La Cour de justice s'en rapporte à justice quant à la recevabilité du recours et persiste dans les considérants et le dispositif de son arrêt. La Ville de Genève et le Conseil d'Etat du canton de Genève concluent au rejet du recours. Les parties ont maintenu leurs positions à l'issue d'un second échange d'écritures. La recourante a déposé d'ultimes observations le 25 octobre 2018.

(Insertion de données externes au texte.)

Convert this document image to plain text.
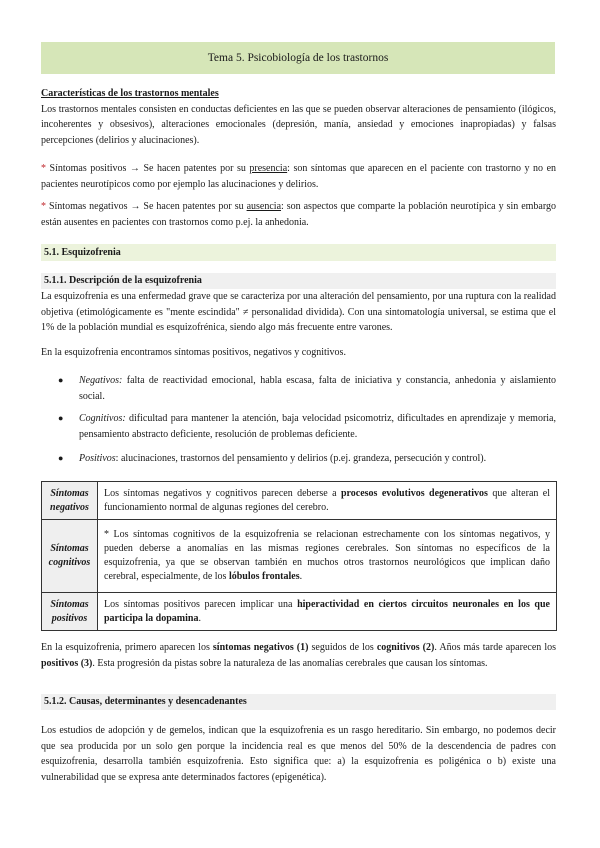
Tema 5. Psicobiología de los trastornos
Características de los trastornos mentales
Los trastornos mentales consisten en conductas deficientes en las que se pueden observar alteraciones de pensamiento (ilógicos, incoherentes y obsesivos), alteraciones emocionales (depresión, manía, ansiedad y emociones inapropiadas) y falsas percepciones (delirios y alucinaciones).
* Síntomas positivos → Se hacen patentes por su presencia: son síntomas que aparecen en el paciente con trastorno y no en pacientes neurotípicos como por ejemplo las alucinaciones y delirios.
* Síntomas negativos → Se hacen patentes por su ausencia: son aspectos que comparte la población neurotípica y sin embargo están ausentes en pacientes con trastornos como p.ej. la anhedonia.
5.1. Esquizofrenia
5.1.1. Descripción de la esquizofrenia
La esquizofrenia es una enfermedad grave que se caracteriza por una alteración del pensamiento, por una ruptura con la realidad objetiva (etimológicamente es "mente escindida" ≠ personalidad dividida). Con una sintomatología universal, se estima que el 1% de la población mundial es esquizofrénica, siendo algo más frecuente entre varones.
En la esquizofrenia encontramos síntomas positivos, negativos y cognitivos.
● Negativos: falta de reactividad emocional, habla escasa, falta de iniciativa y constancia, anhedonia y aislamiento social.
● Cognitivos: dificultad para mantener la atención, baja velocidad psicomotriz, dificultades en aprendizaje y memoria, pensamiento abstracto deficiente, resolución de problemas deficiente.
● Positivos: alucinaciones, trastornos del pensamiento y delirios (p.ej. grandeza, persecución y control).
Síntomas
negativos	Los síntomas negativos y cognitivos parecen deberse a procesos evolutivos degenerativos que alteran el funcionamiento normal de algunas regiones del cerebro.
Síntomas
cognitivos	* Los síntomas cognitivos de la esquizofrenia se relacionan estrechamente con los síntomas negativos, y pueden deberse a anomalías en las mismas regiones cerebrales. Son síntomas no específicos de la esquizofrenia, ya que se observan también en muchos otros trastornos neurológicos que implican daño cerebral, especialmente, de los lóbulos frontales.
Síntomas
positivos	Los síntomas positivos parecen implicar una hiperactividad en ciertos circuitos neuronales en los que participa la dopamina.
En la esquizofrenia, primero aparecen los síntomas negativos (1) seguidos de los cognitivos (2). Años más tarde aparecen los positivos (3). Esta progresión da pistas sobre la naturaleza de las anomalías cerebrales que causan los síntomas.
5.1.2. Causas, determinantes y desencadenantes
Los estudios de adopción y de gemelos, indican que la esquizofrenia es un rasgo hereditario. Sin embargo, no podemos decir que sea producida por un solo gen porque la incidencia real es que menos del 50% de la descendencia de padres con esquizofrenia, desarrolla también esquizofrenia. Esto significa que: a) la esquizofrenia es poligénica o b) existe una vulnerabilidad que se expresa ante determinados factores (epigenética).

G. Par ordonnance du 12 juin 2018, le Président de la Ire Cour de droit public a admis la requête d'effet suspensif, présentée par la recourante.
 
Considérant en droit :
1. Dirigé contre une décision finale (art. 90 LTF) prise en dernière instance cantonale (art. 86 al. 1 let. d LTF) dans le domaine du droit public de l'aménagement du territoire et des constructions (art. 82 let. a LTF), le recours est en principe recevable comme recours en matière de droit public selon les art. 82 ss LTF, aucune des exceptions prévues à l'art. 83 LTF n'étant réalisée. La recourante a pris part à la procédure de recours devant la Cour de justice. Elle est particulièrement touchée par l'arrêt attaqué qui permet à la commune d'exercer son droit de préemption légal sur les feuillets 37 et 65 de la parcelle n° 727 pour lesquels elle s'était portée acquéreuse. Elle peut ainsi se prévaloir d'un intérêt digne de protection à ce que cette décision soit annulée. Elle a donc qualité pour agir au sens de l'art. 89 al. 1 LTF. Les autres conditions de recevabilité du recours en matière de droit public sont réunies, si bien qu'il y a lieu d'entrer en matière sur le fond.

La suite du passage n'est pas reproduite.